Today, the national average wholesale (terminal gate) unleaded petrol price stands at 125.4 cents a litre, up by 1.0 cent over the week. The terminal gate diesel price stands at 126.4 cents a litre, down by 0.2 cents over the past week.
Last week the key Singapore gasoline price fell by US$6.45 or 7.8 per cent to US$76.25 a barrel. In Australian dollar terms the Singapore gasoline price last week fell by $5.39 or 5.2 per cent to $98.02 a barrel or 59.01 cents a litre – a 7-week low. 
MotorMouth records the following average retail prices for capital cities today: Sydney 124.4c; Melbourne 129.9c; Brisbane 127.5c; Adelaide 147.1c; Perth 127.8c; Canberra 148.4c; Darwin 149.2c; Hobart 146.0c.

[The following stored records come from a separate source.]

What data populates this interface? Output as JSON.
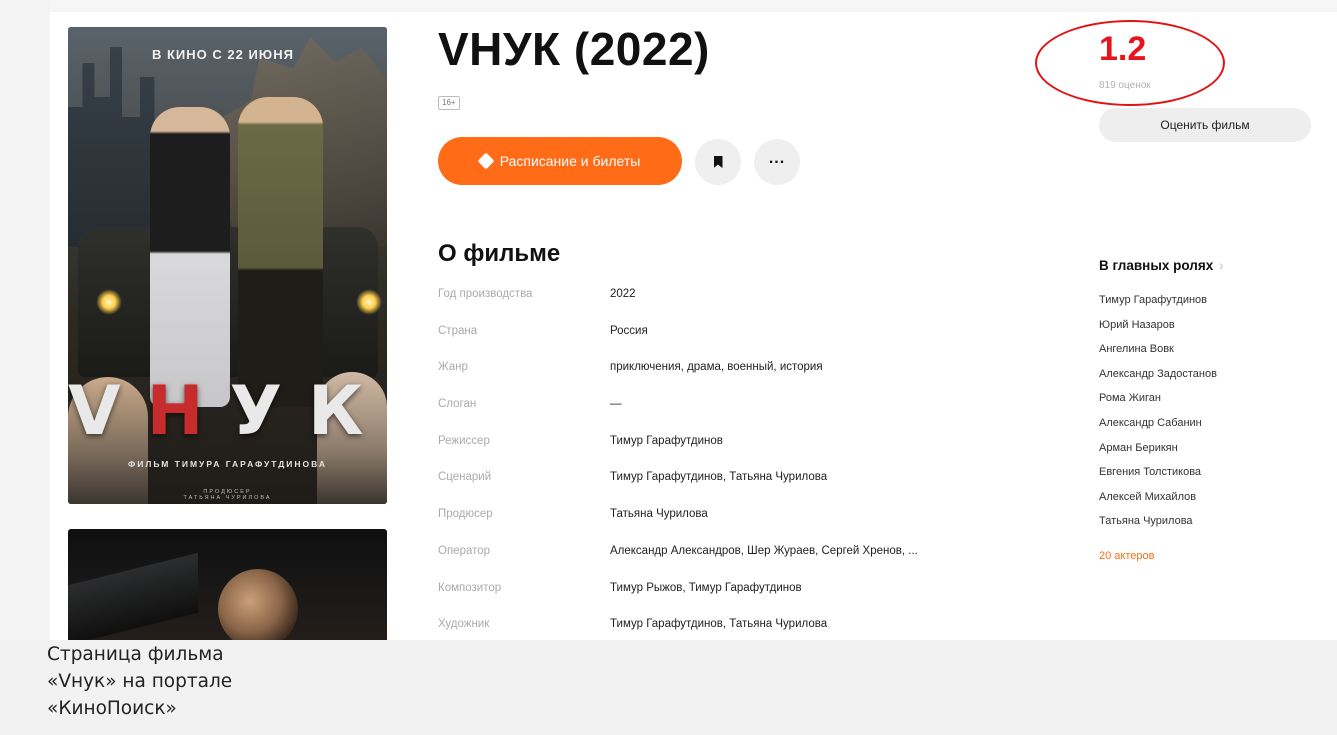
{
  "poster": {
    "tagline": "В КИНО С 22 ИЮНЯ",
    "title_part1": "V",
    "title_part2": "Н",
    "title_part3": "УК",
    "byline": "ФИЛЬМ ТИМУРА ГАРАФУТДИНОВА",
    "producer_label": "ПРОДЮСЕР",
    "producer_name": "ТАТЬЯНА ЧУРИЛОВА"
  },
  "film": {
    "title": "VНУК (2022)",
    "age_rating": "16+"
  },
  "actions": {
    "schedule_label": "Расписание и билеты",
    "bookmark_icon": "bookmark-icon",
    "more_icon": "more-icon",
    "more_glyph": "..."
  },
  "rating": {
    "value": "1.2",
    "votes": "819 оценок",
    "rate_button": "Оценить фильм",
    "accent_color": "#e8141b"
  },
  "about": {
    "heading": "О фильме",
    "rows": [
      {
        "key": "Год производства",
        "value": "2022"
      },
      {
        "key": "Страна",
        "value": "Россия"
      },
      {
        "key": "Жанр",
        "value": "приключения, драма, военный, история"
      },
      {
        "key": "Слоган",
        "value": "—"
      },
      {
        "key": "Режиссер",
        "value": "Тимур Гарафутдинов"
      },
      {
        "key": "Сценарий",
        "value": "Тимур Гарафутдинов, Татьяна Чурилова"
      },
      {
        "key": "Продюсер",
        "value": "Татьяна Чурилова"
      },
      {
        "key": "Оператор",
        "value": "Александр Александров, Шер Жураев, Сергей Хренов, ..."
      },
      {
        "key": "Композитор",
        "value": "Тимур Рыжов, Тимур Гарафутдинов"
      },
      {
        "key": "Художник",
        "value": "Тимур Гарафутдинов, Татьяна Чурилова"
      }
    ]
  },
  "cast": {
    "heading": "В главных ролях",
    "chevron": "›",
    "members": [
      "Тимур Гарафутдинов",
      "Юрий Назаров",
      "Ангелина Вовк",
      "Александр Задостанов",
      "Рома Жиган",
      "Александр Сабанин",
      "Арман Берикян",
      "Евгения Толстикова",
      "Алексей Михайлов",
      "Татьяна Чурилова"
    ],
    "more_link": "20 актеров",
    "link_color": "#ff6b16"
  },
  "caption": "Страница фильма\n«Vнук» на портале\n«КиноПоиск»"
}
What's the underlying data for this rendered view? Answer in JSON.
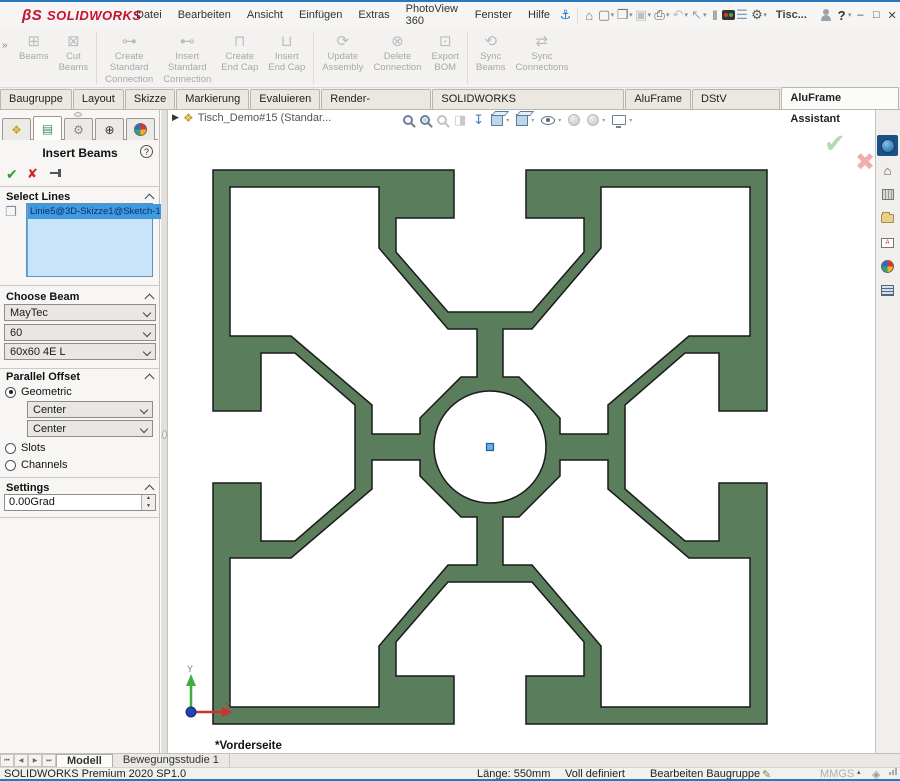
{
  "titlebar": {
    "logo_text": "SOLIDWORKS",
    "menus": [
      "Datei",
      "Bearbeiten",
      "Ansicht",
      "Einfügen",
      "Extras",
      "PhotoView 360",
      "Fenster",
      "Hilfe"
    ],
    "doc_short": "Tisc...",
    "help_label": "?"
  },
  "ribbon": {
    "buttons": [
      {
        "label": "Beams"
      },
      {
        "label": "Cut\nBeams"
      },
      {
        "label": "Create\nStandard\nConnection"
      },
      {
        "label": "Insert\nStandard\nConnection"
      },
      {
        "label": "Create\nEnd Cap"
      },
      {
        "label": "Insert\nEnd Cap"
      },
      {
        "label": "Update\nAssembly"
      },
      {
        "label": "Delete\nConnection"
      },
      {
        "label": "Export\nBOM"
      },
      {
        "label": "Sync\nBeams"
      },
      {
        "label": "Sync\nConnections"
      }
    ]
  },
  "command_tabs": {
    "items": [
      "Baugruppe",
      "Layout",
      "Skizze",
      "Markierung",
      "Evaluieren",
      "Render-Werkzeuge",
      "SOLIDWORKS Zusatzanwendungen",
      "AluFrame",
      "DStV Assistant",
      "AluFrame Assistant"
    ],
    "active": "AluFrame Assistant"
  },
  "panel": {
    "title": "Insert Beams",
    "select_lines": {
      "header": "Select Lines",
      "selected_item": "Linie5@3D-Skizze1@Sketch-1"
    },
    "choose_beam": {
      "header": "Choose Beam",
      "vendor": "MayTec",
      "series": "60",
      "profile": "60x60 4E L"
    },
    "parallel_offset": {
      "header": "Parallel Offset",
      "option_geometric": "Geometric",
      "option_slots": "Slots",
      "option_channels": "Channels",
      "offset1": "Center",
      "offset2": "Center"
    },
    "settings": {
      "header": "Settings",
      "angle": "0.00Grad"
    }
  },
  "viewport": {
    "doc_title": "Tisch_Demo#15  (Standar...",
    "view_name": "*Vorderseite",
    "triad_x": "x",
    "triad_y": "Y"
  },
  "model_tabs": {
    "items": [
      "Modell",
      "Bewegungsstudie 1"
    ],
    "active": "Modell"
  },
  "status_bar": {
    "product": "SOLIDWORKS Premium 2020 SP1.0",
    "length": "Länge: 550mm",
    "constraint": "Voll definiert",
    "mode": "Bearbeiten Baugruppe",
    "units": "MMGS"
  },
  "colors": {
    "accent_blue": "#2878be",
    "profile_green": "#5a7d5c",
    "selection_blue": "#3f9ae0"
  }
}
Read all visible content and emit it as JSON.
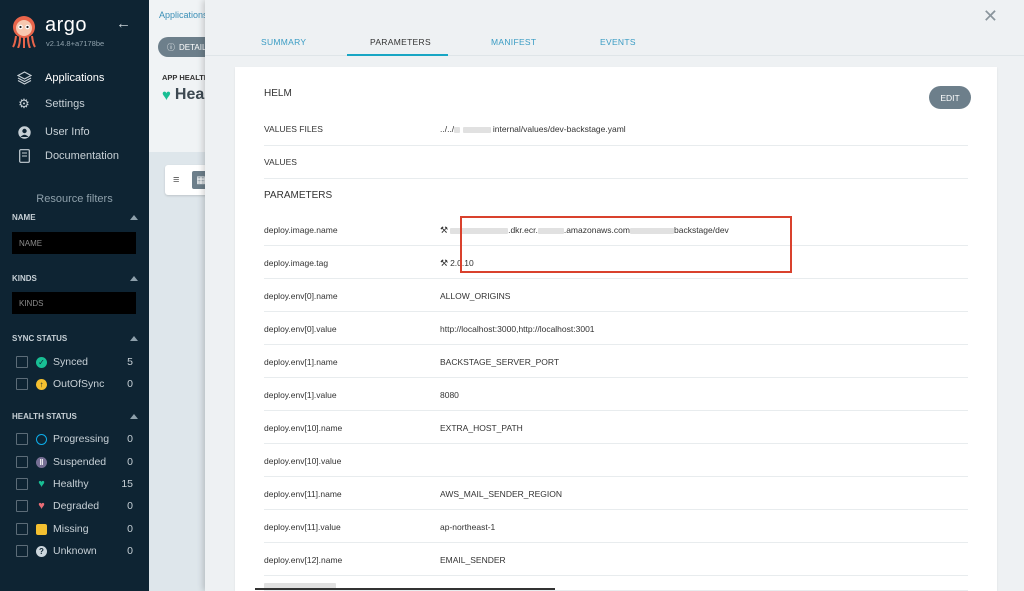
{
  "sidebar": {
    "brand": "argo",
    "version": "v2.14.8+a7178be",
    "nav": [
      {
        "label": "Applications",
        "icon": "layers-icon"
      },
      {
        "label": "Settings",
        "icon": "gear-icon"
      },
      {
        "label": "User Info",
        "icon": "user-icon"
      },
      {
        "label": "Documentation",
        "icon": "book-icon"
      }
    ],
    "resource_filters": "Resource filters",
    "name_section": "NAME",
    "name_placeholder": "NAME",
    "kinds_section": "KINDS",
    "kinds_placeholder": "KINDS",
    "sync_status": "SYNC STATUS",
    "sync_items": [
      {
        "label": "Synced",
        "count": "5",
        "color": "#18be94",
        "icon": "check-circle-icon"
      },
      {
        "label": "OutOfSync",
        "count": "0",
        "color": "#f4c030",
        "icon": "arrow-up-circle-icon"
      }
    ],
    "health_status": "HEALTH STATUS",
    "health_items": [
      {
        "label": "Progressing",
        "count": "0",
        "color": "#0dadea",
        "icon": "circle-notch-icon"
      },
      {
        "label": "Suspended",
        "count": "0",
        "color": "#766f94",
        "icon": "pause-circle-icon"
      },
      {
        "label": "Healthy",
        "count": "15",
        "color": "#18be94",
        "icon": "heart-icon"
      },
      {
        "label": "Degraded",
        "count": "0",
        "color": "#e96d76",
        "icon": "heart-broken-icon"
      },
      {
        "label": "Missing",
        "count": "0",
        "color": "#f4c030",
        "icon": "ghost-icon"
      },
      {
        "label": "Unknown",
        "count": "0",
        "color": "#ccd6dd",
        "icon": "question-circle-icon"
      }
    ]
  },
  "background": {
    "breadcrumb": "Applications",
    "details_button": "DETAILS",
    "app_health_label": "APP HEALTH",
    "health_value": "Healthy"
  },
  "panel": {
    "tabs": [
      "SUMMARY",
      "PARAMETERS",
      "MANIFEST",
      "EVENTS"
    ],
    "active_tab": "PARAMETERS",
    "helm_title": "HELM",
    "edit_label": "EDIT",
    "helm_rows": [
      {
        "key": "VALUES FILES",
        "prefix": "../../",
        "value": "internal/values/dev-backstage.yaml"
      },
      {
        "key": "VALUES",
        "value": ""
      }
    ],
    "parameters_title": "PARAMETERS",
    "image_name": {
      "key": "deploy.image.name",
      "part1": ".dkr.ecr.",
      "part2": ".amazonaws.com",
      "part3": "backstage/dev"
    },
    "image_tag": {
      "key": "deploy.image.tag",
      "value": "2.0.10"
    },
    "param_rows": [
      {
        "key": "deploy.env[0].name",
        "value": "ALLOW_ORIGINS"
      },
      {
        "key": "deploy.env[0].value",
        "value": "http://localhost:3000,http://localhost:3001"
      },
      {
        "key": "deploy.env[1].name",
        "value": "BACKSTAGE_SERVER_PORT"
      },
      {
        "key": "deploy.env[1].value",
        "value": "8080"
      },
      {
        "key": "deploy.env[10].name",
        "value": "EXTRA_HOST_PATH"
      },
      {
        "key": "deploy.env[10].value",
        "value": ""
      },
      {
        "key": "deploy.env[11].name",
        "value": "AWS_MAIL_SENDER_REGION"
      },
      {
        "key": "deploy.env[11].value",
        "value": "ap-northeast-1"
      },
      {
        "key": "deploy.env[12].name",
        "value": "EMAIL_SENDER"
      }
    ]
  }
}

What is the importance of the economic data?
The Department of Finance releases the Government Financial Statements (Niemeyer Statement) almost every month. The statement allows investors to track the current Budget position and provides insights into the effectiveness of fiscal policy.
The Reserve Bank releases data on credit and debit card transactions each month. The credit card figures are useful in highlighting consumer borrowing and spending trends.
Weekly figures on petrol prices are compiled by ORIMA Research on behalf of the Australian Institute of Petroleum (AIP). National average retail prices are calculated as the weighted average of each State/Territory’s metropolitan and non-metropolitan retail petrol prices, with the weights based on the number of registered petrol vehicles in each of these regions. AIP data for retail petrol prices is based on available market data supplied by MotorMouth.
What are the implications for interest rates and investors?
The Federal Budget continues to surprise – in a positive way. Revenue growth is driving the improvement with growth of annualised revenues the fastest in over four years.
Petrol prices have eased to 3-month lows and have potential to fall further. If petrol prices do continue to decline, it will boost spending power, in addition to keeping inflation and interest rates low.
The best guides to the amount of spending in the economy are plastic card transactions and the amount of GST being collected. Both are growing at a near 6 per cent annual rate, above the 3.5 per cent combined total of inflation and population growth.